Andavo a vedere ‘Berretti verdi’ anche quando c’era il rischio di prenderle dai lottacontinuisti ed ero contento che il mio Paese fosse onorato, insieme alla Germania e al Giappone, di ospitare basi militari statunitensi.

Il figlio del fratello di mio padre si chiama come me, nome e cognome, ed è tanto americano da aver fatto parte della squadra olimpica Usa a Roma nel 1960.

Faceva lotta greco-romana e sconfisse il sovietico: lui con tutina stelle-e-strisce e quello, ovviamente, rossa.

Avevo dieci anni e vidi le Olimpiadi come ospite del campus americano.

Ho perfino una foto in cui sono abbracciato con Cassius Clay, amico fraterno di mio cugino e già paludato di medaglie (non si chiamava ancora Mohammad Alì).

Il marito della sorella di mio padre aveva nome Charles Riggio ed era presidente dei veterani americani: conservo una sua foto a braccetto con Dwight Eisenhower.

Potrei continuare e raccontare la metà ‘americana’ della mia famiglia, compreso mio nipote che è colonnello dell’Us Air Force.

Quando Reagan fece implodere l’Urss senza spargimento di sangue quasi piangevo di gioia.

Anche perché nel frattempo era diventato cattolico e vedevo realizzata la profezia di Fatima: la Russia si era convertita, Putin baciava l’icona della vergine Vladimirskaja, protettrice di tutte le Russie, di fronte al papa e, anzi, invitava quest’ultimo a fare lo stesso in mondovisione.

Ma già quando ho visto le due Guerre del Golfo qualcosa ha cominciato a non tornarmi.

Poi ho visto l’intero Medioriente destabilizzato, così come il Nordafrica e i Balcani.

Vengono, bombardano e se ne vanno senza finire il lavoro.

Tutti i luoghi da cui l’Europa si rifornisce di energia sono nel disastro e in preda al jihad.

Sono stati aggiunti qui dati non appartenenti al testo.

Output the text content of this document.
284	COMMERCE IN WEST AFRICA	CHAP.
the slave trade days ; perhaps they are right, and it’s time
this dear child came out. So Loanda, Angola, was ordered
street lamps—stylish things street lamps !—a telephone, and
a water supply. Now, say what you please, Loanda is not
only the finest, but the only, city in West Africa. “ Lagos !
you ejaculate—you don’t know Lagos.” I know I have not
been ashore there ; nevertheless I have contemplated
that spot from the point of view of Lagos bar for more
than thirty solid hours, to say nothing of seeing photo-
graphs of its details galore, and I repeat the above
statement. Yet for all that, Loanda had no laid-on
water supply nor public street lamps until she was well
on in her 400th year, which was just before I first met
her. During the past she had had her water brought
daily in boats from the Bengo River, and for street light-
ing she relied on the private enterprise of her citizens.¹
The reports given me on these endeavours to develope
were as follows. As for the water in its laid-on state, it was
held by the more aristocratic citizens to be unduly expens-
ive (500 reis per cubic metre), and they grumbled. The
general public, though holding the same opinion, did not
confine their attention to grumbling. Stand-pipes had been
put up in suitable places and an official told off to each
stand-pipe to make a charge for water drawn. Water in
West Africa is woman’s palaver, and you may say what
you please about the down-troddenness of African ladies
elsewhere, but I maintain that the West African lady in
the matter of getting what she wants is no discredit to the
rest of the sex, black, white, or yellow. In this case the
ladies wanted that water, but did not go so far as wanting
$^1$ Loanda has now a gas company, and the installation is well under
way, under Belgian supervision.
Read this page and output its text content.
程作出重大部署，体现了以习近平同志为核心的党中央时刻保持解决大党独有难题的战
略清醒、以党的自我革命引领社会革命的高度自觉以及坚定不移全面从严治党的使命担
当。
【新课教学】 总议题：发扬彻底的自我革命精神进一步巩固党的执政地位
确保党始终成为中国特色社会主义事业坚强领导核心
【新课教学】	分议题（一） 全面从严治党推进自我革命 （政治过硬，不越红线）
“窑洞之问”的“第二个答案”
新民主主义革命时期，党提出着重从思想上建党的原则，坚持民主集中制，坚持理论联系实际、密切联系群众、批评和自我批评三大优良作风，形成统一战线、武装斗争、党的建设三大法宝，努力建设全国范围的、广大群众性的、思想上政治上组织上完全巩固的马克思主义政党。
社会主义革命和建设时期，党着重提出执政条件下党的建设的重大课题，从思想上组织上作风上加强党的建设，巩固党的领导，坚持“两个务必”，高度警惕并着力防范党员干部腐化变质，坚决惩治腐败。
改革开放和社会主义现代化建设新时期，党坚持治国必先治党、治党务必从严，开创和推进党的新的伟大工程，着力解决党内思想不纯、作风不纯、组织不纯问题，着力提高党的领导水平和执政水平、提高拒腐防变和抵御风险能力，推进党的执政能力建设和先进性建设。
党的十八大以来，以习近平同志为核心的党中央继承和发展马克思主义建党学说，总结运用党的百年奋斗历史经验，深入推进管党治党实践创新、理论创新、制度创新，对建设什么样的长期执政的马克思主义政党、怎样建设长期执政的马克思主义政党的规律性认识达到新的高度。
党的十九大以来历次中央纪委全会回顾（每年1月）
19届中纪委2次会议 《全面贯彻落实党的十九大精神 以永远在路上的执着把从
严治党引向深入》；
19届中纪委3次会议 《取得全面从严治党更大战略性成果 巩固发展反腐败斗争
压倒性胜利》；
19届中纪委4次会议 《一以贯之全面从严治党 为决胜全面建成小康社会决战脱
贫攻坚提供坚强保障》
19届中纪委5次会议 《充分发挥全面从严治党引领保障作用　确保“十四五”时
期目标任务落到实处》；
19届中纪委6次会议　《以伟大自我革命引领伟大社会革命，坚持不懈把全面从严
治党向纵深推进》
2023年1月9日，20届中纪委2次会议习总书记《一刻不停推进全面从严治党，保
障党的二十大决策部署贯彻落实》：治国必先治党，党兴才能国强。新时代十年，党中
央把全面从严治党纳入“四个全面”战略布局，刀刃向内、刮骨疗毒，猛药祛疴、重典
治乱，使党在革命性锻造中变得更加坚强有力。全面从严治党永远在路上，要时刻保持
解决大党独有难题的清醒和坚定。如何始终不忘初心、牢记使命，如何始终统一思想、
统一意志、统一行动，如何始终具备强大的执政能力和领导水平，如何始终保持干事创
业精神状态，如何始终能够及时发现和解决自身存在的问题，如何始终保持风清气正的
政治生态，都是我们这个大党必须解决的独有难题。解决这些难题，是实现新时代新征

L’Ucraina è in guerra coi russi.

L’ultima (maggio 2015): mentre i cristiani vengono massacrati dall’Isis, l’unico intervento ‘boots on field’ dei Navy Seals è avvenuto per far fuori quel capo jihadista che vendeva sottocosto il petrolio dei pozzi conquistati dal Califfato.

Infine, il vasto spiegamento di forze, denaro e propaganda per diffondere l’ideologia omosessualista nel mondo.

La geopolitica è la solita: impedire che si formi un blocco continentale ‘dall’Atlantico agli Urali’, questa volta economico, che tagli fuori le potenze marittime come – al solito – Usa e Gb.

Il famoso ‘esercito europeo’, ventilato a suo tempo nella Ue, è caduto sotto il veto americano, e i cosiddetti ‘alleati’ sono stati costretti ad abbozzare.

Così come ancora oggi fanno con le sanzioni contro la Federazione Russa, anche se ci rimettono soprattutto loro.

C’era una volta l’America della mia infanzia e della mia giovinezza. Quella dei cattolici John Wayne, Bing Crosby e Gary Cooper.

Quella della mia vecchiaia non mi piace più.